Qualche giorno fa, in un conversare a tutto campo intorno a quanto sta succedendo, ad un certo punto la persona con la quale ero coinvolto in questo scambio di opinioni, considerazioni e riflessioni se n’è uscita dicendo: “Non mi fa paura la morte, ho molta più paura della sofferenza”. In effetti, anche senza avventurarsi nei territori del mistero, della reincarnazione, dell’evoluzione della coscienza umana verso la sua vera natura – dimensioni per altro molto più credibili di quanto si possa immaginare – una cosa è certa: c’è vita finché c’è vita! Almeno in questa dimensione e incarnazione terrena. Come a dire che effettivamente ha poco senso preoccuparsi di morire se poi, molto banalmente, quando sono morto non sono più vivo per accorgermene.
In ragione della nostra percezione sensoriale, della nostra avversione al dolore, della nostra inclinazione al piacere e alla gioia, dovremmo essere molto interessati alle leggi della vita, tra bio-logia (lo studio delle leggi della vita) ed eco-logia (lo studio delle leggi dell’ambiente naturale) proprio per massimizzare il nostro ben-essere e ridurre quel mal-essere, quella sofferenza, che tanto angustia la nostra esistenza. La parola “ben-essere” ci riporta all’idea di essere-bene, di “essere noi stessi” in relazione a chi siamo e a come funzioniamo. .
L’energia che crea ogni cosa, ci ha liberato dal dominio dell’istinto, dandoci la facoltà del libero arbitrio, ed è proprio attraverso tale facoltà che abbiamo la possibilità di magnificare la poesia e la bellezza della vita. Ma se, e quando, non riusciamo ad “essere noi stessi” nella nostra totalità, generiamo inevitabilmente sofferenza e, di conseguenza, attraversare la vita diventa molto più difficile e molto meno soddisfacente. Per raggiungere la nostra realizzazione, è indispensabile passare dalla consapevolezza, dalla considerazione della nostra integrità fisica, mentale e spirituale, dall’acquisire quei principi e quei valori che sono propri dell’animo umano, inclini, per natura, alla relazione, alla solidarietà, e al mutuo aiuto.
Agli uomini e alle donne di oggi tocca il delicato e difficile compito di riconoscere la loro alienazione, la distanza, cioè, che si è creata con un “libero arbitrio” snaturato e contaminato, molto lontano dalla loro potenzialità.
Lo sviluppo di una personalità ferita e compromessa, fin dai primordi della propria esperienza affettiva, piena di paure, sensi di colpa e rabbia repressa, compensata da sfide egoiche e narcisistiche, fa sì che il mondo degli adulti sia poi incapace di realizzare una politica, una civiltà e un’economia fondate sul bene e sul benessere collettivo.
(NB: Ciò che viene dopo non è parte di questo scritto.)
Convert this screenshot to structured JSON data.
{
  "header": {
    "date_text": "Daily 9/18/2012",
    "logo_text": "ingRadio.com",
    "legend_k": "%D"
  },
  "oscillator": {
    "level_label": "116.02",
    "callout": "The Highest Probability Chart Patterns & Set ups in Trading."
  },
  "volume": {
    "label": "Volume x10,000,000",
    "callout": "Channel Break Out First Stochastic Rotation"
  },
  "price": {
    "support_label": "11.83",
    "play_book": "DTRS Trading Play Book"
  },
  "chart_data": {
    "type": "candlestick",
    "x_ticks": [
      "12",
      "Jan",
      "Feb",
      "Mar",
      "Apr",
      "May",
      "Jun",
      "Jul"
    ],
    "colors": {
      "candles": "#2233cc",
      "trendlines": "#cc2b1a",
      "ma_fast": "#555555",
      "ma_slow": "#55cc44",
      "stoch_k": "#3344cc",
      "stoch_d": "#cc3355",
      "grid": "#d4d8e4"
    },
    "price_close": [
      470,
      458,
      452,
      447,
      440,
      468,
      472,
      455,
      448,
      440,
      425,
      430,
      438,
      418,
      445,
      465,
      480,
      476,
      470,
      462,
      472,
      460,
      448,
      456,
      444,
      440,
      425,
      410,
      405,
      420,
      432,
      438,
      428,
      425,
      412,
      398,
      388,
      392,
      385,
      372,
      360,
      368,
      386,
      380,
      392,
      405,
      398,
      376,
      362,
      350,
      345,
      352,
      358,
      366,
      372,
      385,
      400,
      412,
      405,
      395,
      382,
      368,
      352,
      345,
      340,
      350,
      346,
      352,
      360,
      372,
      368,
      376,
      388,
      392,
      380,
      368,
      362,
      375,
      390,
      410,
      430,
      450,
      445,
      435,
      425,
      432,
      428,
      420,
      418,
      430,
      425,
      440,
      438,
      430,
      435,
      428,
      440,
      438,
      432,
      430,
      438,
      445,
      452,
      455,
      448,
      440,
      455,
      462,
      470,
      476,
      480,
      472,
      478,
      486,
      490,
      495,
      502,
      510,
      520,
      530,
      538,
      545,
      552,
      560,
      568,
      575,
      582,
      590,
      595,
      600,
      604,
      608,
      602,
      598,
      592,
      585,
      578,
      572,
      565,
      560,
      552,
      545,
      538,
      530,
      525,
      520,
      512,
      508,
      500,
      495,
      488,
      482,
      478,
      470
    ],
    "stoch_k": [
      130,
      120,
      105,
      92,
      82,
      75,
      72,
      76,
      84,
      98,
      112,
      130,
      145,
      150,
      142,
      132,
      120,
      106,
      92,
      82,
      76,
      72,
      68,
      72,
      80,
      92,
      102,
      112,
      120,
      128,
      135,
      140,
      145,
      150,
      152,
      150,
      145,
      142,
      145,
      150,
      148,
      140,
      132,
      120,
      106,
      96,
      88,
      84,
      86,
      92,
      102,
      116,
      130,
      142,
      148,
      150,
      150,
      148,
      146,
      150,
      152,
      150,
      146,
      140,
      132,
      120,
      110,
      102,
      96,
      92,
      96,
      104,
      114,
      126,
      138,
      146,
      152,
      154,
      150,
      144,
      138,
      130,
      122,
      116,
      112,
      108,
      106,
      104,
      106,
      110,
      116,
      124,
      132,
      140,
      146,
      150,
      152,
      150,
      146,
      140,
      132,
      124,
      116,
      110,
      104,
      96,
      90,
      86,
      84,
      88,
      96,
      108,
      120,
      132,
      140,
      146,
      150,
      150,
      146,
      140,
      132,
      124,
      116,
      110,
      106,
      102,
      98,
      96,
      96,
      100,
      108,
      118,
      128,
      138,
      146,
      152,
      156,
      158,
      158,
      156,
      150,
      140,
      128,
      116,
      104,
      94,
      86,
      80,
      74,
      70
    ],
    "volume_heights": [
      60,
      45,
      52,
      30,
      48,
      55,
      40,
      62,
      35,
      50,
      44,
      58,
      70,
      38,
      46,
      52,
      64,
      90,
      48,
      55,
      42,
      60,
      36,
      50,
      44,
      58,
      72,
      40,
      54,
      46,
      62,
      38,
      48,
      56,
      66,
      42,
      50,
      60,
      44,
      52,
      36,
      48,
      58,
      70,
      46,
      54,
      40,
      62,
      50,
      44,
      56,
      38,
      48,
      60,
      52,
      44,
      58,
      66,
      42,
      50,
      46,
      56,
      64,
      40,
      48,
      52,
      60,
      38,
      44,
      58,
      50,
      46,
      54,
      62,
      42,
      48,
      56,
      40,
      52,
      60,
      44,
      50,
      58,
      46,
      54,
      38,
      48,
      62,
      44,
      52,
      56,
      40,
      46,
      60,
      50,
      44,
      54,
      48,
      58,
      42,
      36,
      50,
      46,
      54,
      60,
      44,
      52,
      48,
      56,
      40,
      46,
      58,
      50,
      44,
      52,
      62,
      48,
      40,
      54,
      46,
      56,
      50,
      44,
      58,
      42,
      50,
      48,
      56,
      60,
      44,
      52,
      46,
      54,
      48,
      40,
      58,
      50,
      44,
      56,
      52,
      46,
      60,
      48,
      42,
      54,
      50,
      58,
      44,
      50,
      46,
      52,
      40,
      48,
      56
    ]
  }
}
Senza questo passaggio rincorreremo una pace apparente e una salute malferma, che mancano entrambe di quei presupposti di maturità e di equilibrio indispensabili alla vita. È come pretendere di suonare una sinfonia con un’orchestra di musicisti stonati.
Le guerre, i conflitti, le malattie, originano in questo errore di interpretazione e considerazione che è diventato pensiero corrente, opinione, credenza, ma anche, purtroppo, politica, economia e cultura. E quella sofferenza, che tanto ci fa paura più della morte, non è che la risultante della nostra opposizione alle leggi, per quello che siamo e che potremmo essere. Ad ognuno di noi, come non mai, il difficile compito di riuscire a vedere oltre ciò che è stato e ciò che è adesso, per il nostro destino personale, per la nostra realizzazione e, non per ultimo, per essere intonati almeno quanto basta per poter suonare, tutti insieme, la sinfonia della vita.